Jonathan hatte das Präsidentenamt 2010 nach dem Tod seines Vorgängers Umaru Yar’Adua übernommen und in den Augen der nördlichen Eliten das ungeschriebene Gesetz gebrochen, nach dem sich bei allen Wahlen christliche und muslimische Kandidaten an der Staatsspitze abwechseln. Seine Schwäche beruht allerdings nicht nur auf der Vielzahl seiner unter religiösem Vorwand agierenden Feinde: Jonathan hat auch mit neoliberalen Marktöffnungen die trotz der großen Bodenschätze bitterarme Bevölkerung des Landes gegen sich aufgebracht – unabhängig der jeder Glaubensrichtung. Zum Jahreswechsel hatten tagelange Proteste gegen die Rücknahme von Benzinsubventionen das Land lahm gelegt, die einerseits günstige Transport- und Nahrungsmittelkosten garantierten, andererseits aber auch ein gigantisches Netzwerk von Korrupten Politik- und Wirtschaftszirkeln unterhielten – ein kürzlich veröffentlichter Report spricht von Veruntreuungen von umgerechnet über 5 Milliarden Euro. Ähnlich dürften die Interessenlagen bei den Agrarimporten gelagert sein. Nigeria gibt jährlich über 6 Milliarden Euro für Reis, Weizen, Zucker und Fisch aus, während 60 Prozent der eigenen Ackerfläche brach liegen. Die Öffnung der Märkte verdrängt so die verarmten Kleinbauern noch weiter, während reiche Eliten über dunkle Kanäle an den Lizenzvergaben für Importe verdienen sollen. In der Konsequenz kämpft Jonathan damit gegen zwei Gruppen gleichzeitig: Die mittellose Bevölkerung und die einflussreiche Herrschaftselite samt deren internationaler Kooperatoren, vornehmlich aus der Ölindustrie.

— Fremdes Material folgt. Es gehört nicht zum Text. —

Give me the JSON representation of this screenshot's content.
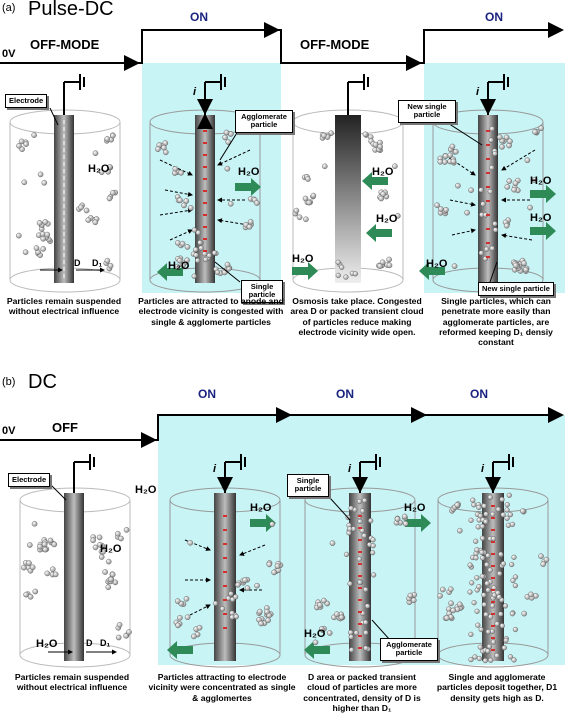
{
  "panel_a": {
    "label": "(a)",
    "title": "Pulse-DC",
    "voltage": "0V",
    "modes": [
      "OFF-MODE",
      "OFF-MODE"
    ],
    "on_labels": [
      "ON",
      "ON"
    ],
    "callouts": {
      "electrode": "Electrode",
      "agglomerate": "Agglomerate particle",
      "single": "Single particle",
      "new_single_top": "New single particle",
      "new_single_bottom": "New single particle"
    },
    "symbols": {
      "current": "i",
      "water": "H₂O",
      "d": "D",
      "d1": "D₁"
    },
    "captions": [
      "Particles remain suspended without electrical influence",
      "Particles are attracted to anode and electrode vicinity is congested with single & agglomerte particles",
      "Osmosis take place. Congested area D or packed transient cloud of particles reduce making electrode vicinity wide open.",
      "Single particles, which can penetrate more easily than agglomerate particles, are reformed keeping D₁ densiy constant"
    ]
  },
  "panel_b": {
    "label": "(b)",
    "title": "DC",
    "voltage": "0V",
    "modes": [
      "OFF"
    ],
    "on_labels": [
      "ON",
      "ON",
      "ON"
    ],
    "callouts": {
      "electrode": "Electrode",
      "single": "Single particle",
      "agglomerate": "Agglomerate particle"
    },
    "symbols": {
      "current": "i",
      "water": "H₂O",
      "d": "D",
      "d1": "D₁"
    },
    "captions": [
      "Particles remain suspended without electrical influence",
      "Particles attracting to electrode vicinity were concentrated as single & agglomertes",
      "D area or packed transient cloud of particles are more concentrated, density of D is higher than D₁",
      "Single and agglomerate particles deposit together, D1 density gets high as D."
    ]
  },
  "colors": {
    "on_shade": "#c9f4f6",
    "arrow_green": "#2e8b57",
    "particle": "#cfcfcf",
    "charge": "#d32f2f",
    "on_text": "#1a237e"
  }
}
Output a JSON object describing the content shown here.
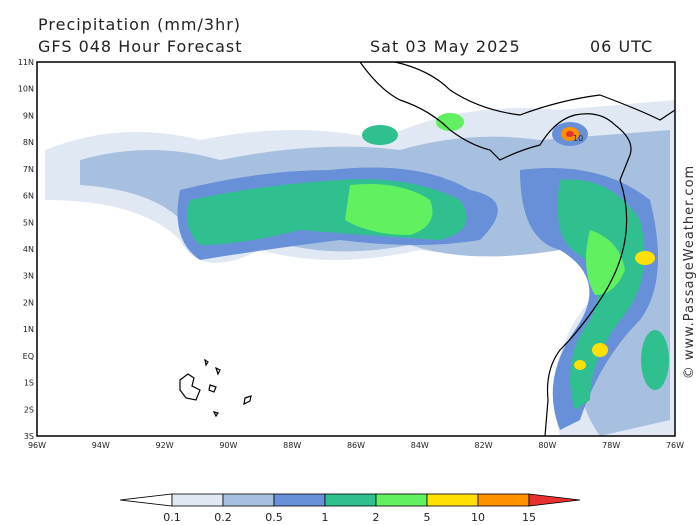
{
  "header": {
    "title": "Precipitation (mm/3hr)",
    "subtitle": "GFS 048 Hour Forecast",
    "date": "Sat 03 May 2025",
    "time": "06 UTC"
  },
  "map": {
    "lat_labels": [
      "11N",
      "10N",
      "9N",
      "8N",
      "7N",
      "6N",
      "5N",
      "4N",
      "3N",
      "2N",
      "1N",
      "EQ",
      "1S",
      "2S",
      "3S"
    ],
    "lon_labels": [
      "96W",
      "94W",
      "92W",
      "90W",
      "88W",
      "86W",
      "84W",
      "82W",
      "80W",
      "78W",
      "76W"
    ],
    "contour_label": "10"
  },
  "legend": {
    "labels": [
      "0.1",
      "0.2",
      "0.5",
      "1",
      "2",
      "5",
      "10",
      "15"
    ]
  },
  "credit": "© www.PassageWeather.com"
}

Für eine starke Rolle im Kampf gegen den Terror, die vom Präsidenten vor allem aus der Armee immer vehementer gefordert wird, scheint Jonathan daher zu schwach. Daran ändert auch die eilige Wiederaufnahme von Gesprächen mit den Nachbarländern über eine Wiedereinsetzung der multinationalen Sicherheitstruppe der Kommission des Tschad-See-Beckens wenig. Sollte Boko Haram Nigeria tatsächlich zerreißen droht zwar auch den Nachbarn wirtschaftliches und sicherheitspolitisches Unheil, doch das die internationale Zusammenarbeit eine schnelle Antwort geben kann, scheint dennoch fraglich. Die 1998 formal gegründete Truppe hat jedenfalls bis heute nie real existiert.

Erschienen am 8. Mai 2012 in junge Welt.